Semaine à Barcelone, jour 3

Encore une journée où on a bien marché ! Tout d’abord, jusqu’au marché de la Boqueria, célèbre attraction pour les touristes. Et ça se sent un peu : la moitié des stands proposent surtout de la nourriture à emporter, voire à consommer tout de suite. Mais après tout, on est des touristes et on se laisse porter. Au menu : un peu de jambon, un peu de saucisson, un peu de fromage, quelques olives, un peu de fruits découpés et même quelques tentacules ! 🦑

Après avoir dégusté tout ça sur un banc — au soleil, tous les bancs à l’ombre étaient pris — on met le cap sur Montjuïc, une grande colline qui domine la ville.
On y trouve d’abord un jardin plein de cactus, qui nous donnent l’impression d’être en plein Far West. D’autant qu’il est désert… On continue à grimper, pour finalement arriver à un petit téléphérique qui nous emmène encore un peu plus loin. C’est vraiment très agréable : vert, ombragé, avec même un toboggan et une balançoire, que Zoé finit par essayer. (Et Maxine non, trop vieille…)

Le soir, on a retrouvé Mao, un ancien collègue devenu barcelonais depuis, et qui nous fait découvrir une coutume locale: vermouther — c’est à dire s’asseoir en terrasse et boire du vermouth… Très sympa !

Semaine à Barcelone, jour 2 : la Sagrada Familia

C’était notre première vraie journée sur place, et bien sûr on est allé visiter la fameuse Sagrada Familia. C’est une basilique en plein centre ville, dont la construction a démarré il y a 140 ans… et qui commence doucement à se terminer !

La vue de l’extérieur est assez étonnante. (On a dû en faire tout le tour, pour trouver un sandwich qui n’ait pas trop l’air d’un piège à touristes !) On a l’impression qu’il y a 10 styles différents qui se télescopent sur ce bâtiment immense, et même les grues qui bossent grimpées dessus ne dépareillent pas tellement !
La façade “Nativité” est incroyablement riche et fournie, avec des animaux sculptés partout, sur une pierre ocre. On a l’impression que ça grouille.
De l’autre côté, la façade “Passion” est toute en personnages anguleux sur une pierre grise. Pas la même ambiance !
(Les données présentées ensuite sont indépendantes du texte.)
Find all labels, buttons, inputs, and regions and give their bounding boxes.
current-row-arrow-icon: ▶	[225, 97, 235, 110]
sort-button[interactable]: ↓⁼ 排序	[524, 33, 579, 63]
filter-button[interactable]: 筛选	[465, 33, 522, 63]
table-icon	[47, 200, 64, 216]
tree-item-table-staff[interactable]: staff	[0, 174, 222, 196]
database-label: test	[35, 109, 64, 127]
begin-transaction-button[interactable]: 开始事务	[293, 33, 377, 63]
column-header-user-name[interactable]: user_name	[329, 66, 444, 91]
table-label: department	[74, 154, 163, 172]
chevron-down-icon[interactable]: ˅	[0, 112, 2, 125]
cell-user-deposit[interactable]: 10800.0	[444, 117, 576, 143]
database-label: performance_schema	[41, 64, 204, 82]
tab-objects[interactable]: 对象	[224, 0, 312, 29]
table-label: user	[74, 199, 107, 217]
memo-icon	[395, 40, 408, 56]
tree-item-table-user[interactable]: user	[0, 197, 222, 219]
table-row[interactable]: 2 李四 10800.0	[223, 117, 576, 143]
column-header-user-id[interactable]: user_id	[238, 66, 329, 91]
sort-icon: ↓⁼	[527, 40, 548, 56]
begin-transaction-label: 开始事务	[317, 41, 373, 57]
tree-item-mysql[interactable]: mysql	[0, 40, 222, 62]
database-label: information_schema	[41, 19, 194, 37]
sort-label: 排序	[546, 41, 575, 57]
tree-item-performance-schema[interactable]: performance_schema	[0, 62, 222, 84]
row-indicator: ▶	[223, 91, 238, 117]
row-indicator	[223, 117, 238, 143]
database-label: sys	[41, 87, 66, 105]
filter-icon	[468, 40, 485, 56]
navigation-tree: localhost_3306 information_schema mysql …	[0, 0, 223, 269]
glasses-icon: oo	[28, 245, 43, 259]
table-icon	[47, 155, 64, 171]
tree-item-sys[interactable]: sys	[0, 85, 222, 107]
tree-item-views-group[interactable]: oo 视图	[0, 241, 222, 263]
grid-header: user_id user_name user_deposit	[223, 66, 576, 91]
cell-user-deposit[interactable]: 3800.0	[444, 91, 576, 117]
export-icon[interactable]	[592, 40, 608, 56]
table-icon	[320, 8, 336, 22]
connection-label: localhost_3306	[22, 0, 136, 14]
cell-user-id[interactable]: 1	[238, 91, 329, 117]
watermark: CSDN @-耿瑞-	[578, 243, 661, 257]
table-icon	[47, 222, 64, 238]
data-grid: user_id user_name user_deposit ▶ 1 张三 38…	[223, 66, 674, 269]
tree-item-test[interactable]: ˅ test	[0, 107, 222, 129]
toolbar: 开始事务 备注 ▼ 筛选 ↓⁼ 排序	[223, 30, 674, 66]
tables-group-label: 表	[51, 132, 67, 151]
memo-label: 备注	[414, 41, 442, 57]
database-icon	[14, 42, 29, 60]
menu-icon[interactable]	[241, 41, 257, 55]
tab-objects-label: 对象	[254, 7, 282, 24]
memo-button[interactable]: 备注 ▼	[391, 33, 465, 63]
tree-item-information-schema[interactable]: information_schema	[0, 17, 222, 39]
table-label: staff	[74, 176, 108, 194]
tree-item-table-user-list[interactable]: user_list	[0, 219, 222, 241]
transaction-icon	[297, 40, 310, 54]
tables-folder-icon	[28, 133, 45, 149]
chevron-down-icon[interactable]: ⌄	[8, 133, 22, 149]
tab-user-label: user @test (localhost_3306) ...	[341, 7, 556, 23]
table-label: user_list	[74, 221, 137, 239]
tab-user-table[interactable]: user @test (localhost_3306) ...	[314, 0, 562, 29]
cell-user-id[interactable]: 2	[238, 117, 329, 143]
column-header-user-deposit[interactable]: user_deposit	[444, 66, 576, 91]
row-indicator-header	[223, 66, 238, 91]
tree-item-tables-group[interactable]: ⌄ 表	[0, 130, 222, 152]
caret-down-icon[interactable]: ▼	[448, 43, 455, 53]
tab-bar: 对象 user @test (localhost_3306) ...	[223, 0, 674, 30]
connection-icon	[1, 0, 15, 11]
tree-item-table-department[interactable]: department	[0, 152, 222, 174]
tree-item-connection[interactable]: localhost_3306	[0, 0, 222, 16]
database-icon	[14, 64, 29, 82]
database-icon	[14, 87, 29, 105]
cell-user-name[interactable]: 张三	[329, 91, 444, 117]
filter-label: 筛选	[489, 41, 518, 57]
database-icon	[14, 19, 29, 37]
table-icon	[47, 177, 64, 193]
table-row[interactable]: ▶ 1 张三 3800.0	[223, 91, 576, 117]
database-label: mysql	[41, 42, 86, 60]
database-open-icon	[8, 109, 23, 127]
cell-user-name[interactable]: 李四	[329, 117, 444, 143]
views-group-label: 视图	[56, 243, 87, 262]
Le plus saisissant, c’est quand on rentre à l’intérieur. Il y a une impression d’espace qu’on n’a pas d’habitude dans les cathédrales, car il y a très peu de mobilier, juste ces grands piliers et une lumière superbe à travers les vitraux multicolores. On avait de la chance, il faisait beau ce jour là. (Je rigole… il a fait beau tous les jours !)

On est aussi monté dans une des tours, mais c’était un peu décevant. 30 minutes d’attente pour l’ascenseur, pour une vue sur la ville très étriquée et à travers un grillage… Pas de grands espaces là-haut ! Mais on voit mieux les sculptures kitsch et colorées en haut des tourelles.

En sortant, on passe un peu de temps dans un petit musée qui nous explique le projet de Gaudi, l’architecte qui a imaginé tout ça, et y a consacré toute sa vie. Il n’y a pas de date prévue pour la fin de la construction, mais on a une chance de voir son œuvre terminée de notre vivant ! On essaiera d’y revenir à ce moment là 🙂

Semaine à Barcelone, jour 1

Ça fait bien 2 ans qu’on voulait aller voir nos copains Kim et Taylor à Barcelone, mais bon, on était coincé sur notre île… Plus maintenant ! On a donc passé une semaine là-bas, fin octobre. Et c’était bieeeen !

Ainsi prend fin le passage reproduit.